Single by Lime Cordiale featuring Colin Hay

from the album Enough of the Sweet Talk
- Released: 25 November 2022
- Label: Chugg Music;
- Songwriter(s): Oliver Leimbach; Louis Leimbach;
- Producer(s): Dave Hammer

Lime Cordiale singles chronology
| "Country Club" (2022) | "Colin" (2022) | "Imposter Syndrome" (2023) |

= Colin (song) =

2022 single by Lime Cordiale

"Colin" is a song by Australian alternative rock duo Lime Cordiale featuring Colin Hay, released on 25 November 2022 as the third single from the duo's third studio album, Enough of the Sweet Talk (2024).

The song was voted 34 in the Triple J Hottest 100, 2022.

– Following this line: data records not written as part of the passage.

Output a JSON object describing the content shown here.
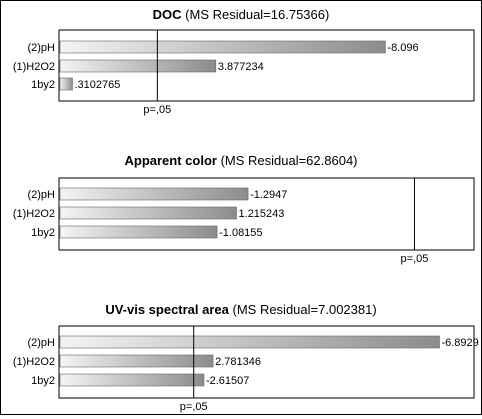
{
  "chart_data": [
    {
      "type": "bar",
      "orientation": "horizontal",
      "title": "DOC",
      "subtitle": "(MS Residual=16.75366)",
      "categories": [
        "(2)pH",
        "(1)H2O2",
        "1by2"
      ],
      "values": [
        -8.096,
        3.877234,
        0.3102765
      ],
      "value_labels": [
        "-8.096",
        "3.877234",
        ".3102765"
      ],
      "reference_line": {
        "label": "p=,05",
        "value": 2.447
      },
      "xlim": [
        0,
        10.3
      ]
    },
    {
      "type": "bar",
      "orientation": "horizontal",
      "title": "Apparent color",
      "subtitle": "(MS Residual=62.8604)",
      "categories": [
        "(2)pH",
        "(1)H2O2",
        "1by2"
      ],
      "values": [
        -1.2947,
        1.215243,
        -1.08155
      ],
      "value_labels": [
        "-1.2947",
        "1.215243",
        "-1.08155"
      ],
      "reference_line": {
        "label": "p=,05",
        "value": 2.447
      },
      "xlim": [
        0,
        2.85
      ]
    },
    {
      "type": "bar",
      "orientation": "horizontal",
      "title": "UV-vis spectral area",
      "subtitle": "(MS Residual=7.002381)",
      "categories": [
        "(2)pH",
        "(1)H2O2",
        "1by2"
      ],
      "values": [
        -6.8929,
        2.781346,
        -2.61507
      ],
      "value_labels": [
        "-6.8929",
        "2.781346",
        "-2.61507"
      ],
      "reference_line": {
        "label": "p=,05",
        "value": 2.447
      },
      "xlim": [
        0,
        7.52
      ]
    }
  ]
}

At the APRA Music Awards of 2024, the song was nominated for Most Performed Alternative Work. At the 2024 Rolling Stone Australia Awards, the song was nominated for Best Single.

==Background==
Louis Leimbach said Colin Hay "has been an inspiration to us since [our] high school years. His solo acoustic stuff is so bloody stunning." Oliver Leimbach said "During lockdown Colin would go live on Instagram with his guitar. One day I picked up my guitar and played along with him and that afternoon wrote the start of this tune." Oliver added, "It's not about Colin but he started the creation of this song, so we asked him to finish it by singing the final chorus."

==Critical reception==
Ellie Robinson from NME said "It's one of the band's more ballad-like efforts, with an undulating, folk-influenced melody that's accentuated with soaring violins."